ICH Q6B, Specifications: Test Procedures and Acceptance Criteria for Biotechnological/Biological Products, is the primary harmonized guideline adopted by FDA, EMA, and other major agencies. It defines the scope of structural and functional characterization required to support new marketing applications for proteins and polypeptides from recombinant or non-recombinant cell-culture systems.
LC-MS/MS peptide mapping is the preferred method because it provides near-complete sequence coverage and simultaneously maps PTMs such as glycosylation, deamidation, oxidation, and disulfide bonds. It is typically supplemented with intact mass analysis by MALDI-TOF or LC-MS to confirm the whole-molecule mass and glycoform heterogeneity at the intact protein level.

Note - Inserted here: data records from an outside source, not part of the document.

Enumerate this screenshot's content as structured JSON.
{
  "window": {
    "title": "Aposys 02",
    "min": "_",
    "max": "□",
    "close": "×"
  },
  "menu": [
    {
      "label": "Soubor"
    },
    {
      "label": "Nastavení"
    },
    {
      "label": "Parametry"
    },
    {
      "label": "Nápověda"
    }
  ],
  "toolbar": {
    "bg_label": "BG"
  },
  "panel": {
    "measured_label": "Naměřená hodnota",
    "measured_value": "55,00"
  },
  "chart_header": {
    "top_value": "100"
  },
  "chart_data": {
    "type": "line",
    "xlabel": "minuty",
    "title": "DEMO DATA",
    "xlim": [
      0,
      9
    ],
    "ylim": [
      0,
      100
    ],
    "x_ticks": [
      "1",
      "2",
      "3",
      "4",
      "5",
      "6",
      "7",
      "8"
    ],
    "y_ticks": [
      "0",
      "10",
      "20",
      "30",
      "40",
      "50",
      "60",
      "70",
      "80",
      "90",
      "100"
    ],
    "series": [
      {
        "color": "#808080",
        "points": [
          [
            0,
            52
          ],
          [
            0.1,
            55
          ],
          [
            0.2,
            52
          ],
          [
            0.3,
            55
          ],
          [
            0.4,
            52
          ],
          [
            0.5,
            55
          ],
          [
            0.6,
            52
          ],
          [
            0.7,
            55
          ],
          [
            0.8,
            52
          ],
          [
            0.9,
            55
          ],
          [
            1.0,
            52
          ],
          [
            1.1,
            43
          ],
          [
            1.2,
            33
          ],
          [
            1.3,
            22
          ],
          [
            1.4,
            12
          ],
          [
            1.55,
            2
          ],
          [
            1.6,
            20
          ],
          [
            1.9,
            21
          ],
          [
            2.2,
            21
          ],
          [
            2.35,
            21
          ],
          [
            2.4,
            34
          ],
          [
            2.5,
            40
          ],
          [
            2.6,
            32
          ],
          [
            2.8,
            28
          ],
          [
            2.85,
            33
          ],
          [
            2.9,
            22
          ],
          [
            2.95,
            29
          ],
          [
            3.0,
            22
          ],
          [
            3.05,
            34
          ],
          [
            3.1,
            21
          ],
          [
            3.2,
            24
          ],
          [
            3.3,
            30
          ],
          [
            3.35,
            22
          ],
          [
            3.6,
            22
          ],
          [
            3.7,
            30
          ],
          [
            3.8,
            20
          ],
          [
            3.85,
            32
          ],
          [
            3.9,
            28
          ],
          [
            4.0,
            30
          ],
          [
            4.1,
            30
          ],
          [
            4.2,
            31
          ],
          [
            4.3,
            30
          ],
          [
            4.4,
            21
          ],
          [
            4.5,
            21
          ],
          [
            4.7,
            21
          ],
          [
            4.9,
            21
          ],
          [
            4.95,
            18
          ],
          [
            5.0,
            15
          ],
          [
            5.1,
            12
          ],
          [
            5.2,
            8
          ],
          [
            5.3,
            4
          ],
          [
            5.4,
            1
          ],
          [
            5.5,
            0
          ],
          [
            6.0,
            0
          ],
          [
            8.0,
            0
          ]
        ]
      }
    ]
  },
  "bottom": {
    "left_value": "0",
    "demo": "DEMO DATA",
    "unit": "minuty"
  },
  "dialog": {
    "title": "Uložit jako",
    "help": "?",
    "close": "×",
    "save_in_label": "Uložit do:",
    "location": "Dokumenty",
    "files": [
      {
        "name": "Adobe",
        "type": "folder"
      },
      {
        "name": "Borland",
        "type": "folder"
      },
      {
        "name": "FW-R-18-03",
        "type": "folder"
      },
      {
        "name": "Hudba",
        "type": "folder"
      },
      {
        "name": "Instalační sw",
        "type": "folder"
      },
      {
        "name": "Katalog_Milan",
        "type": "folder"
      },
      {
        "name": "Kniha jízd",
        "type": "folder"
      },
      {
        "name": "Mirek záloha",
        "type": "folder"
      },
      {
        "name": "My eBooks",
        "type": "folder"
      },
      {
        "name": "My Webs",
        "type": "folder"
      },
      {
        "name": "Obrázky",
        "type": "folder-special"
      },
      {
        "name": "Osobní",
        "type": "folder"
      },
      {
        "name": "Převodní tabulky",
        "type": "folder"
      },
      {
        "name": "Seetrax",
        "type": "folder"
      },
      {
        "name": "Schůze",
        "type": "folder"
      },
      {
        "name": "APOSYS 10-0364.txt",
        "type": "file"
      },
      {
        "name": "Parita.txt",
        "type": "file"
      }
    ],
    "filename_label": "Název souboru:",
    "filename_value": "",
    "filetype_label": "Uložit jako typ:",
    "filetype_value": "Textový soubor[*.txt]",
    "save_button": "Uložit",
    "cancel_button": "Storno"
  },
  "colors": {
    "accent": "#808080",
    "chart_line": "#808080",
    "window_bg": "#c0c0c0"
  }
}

Higher-order structure is characterized using a combination of orthogonal methods. Circular dichroism (CD) spectroscopy reports secondary structure content. HDX-MS maps backbone dynamics and solvent accessibility at peptide resolution. FTIR spectroscopy confirms secondary structure in formulated samples. SEC-MALS and DLS characterize solution-state oligomeric form and aggregation. No single technique is sufficient for HOS characterization in a regulatory submission.
The required compliance level depends on the development stage. Preclinical and early discovery programs may use GLP-qualified labs. Clinical phase characterization typically requires GMP-compliant operations with 21 CFR Part 11-compliant data systems. Biosimilar BLA submissions require validated analytical methods performed in GMP environments with full audit trails. ISO/IEC 17025 accreditation is a useful additional credential confirming technical competence.
Many full-service bioanalytical contract laboratories offer the core characterization suite, including LC-MS/MS, MALDI-TOF, CD, FTIR, DLS, SEC-MALS, and cell-based potency assays. Specialized techniques such as HDX-MS or cryo-EM may require specialist CROs. Complex biosimilar programs often engage multiple complementary laboratories to provide orthogonal data sets and reduce analytical risk concentration.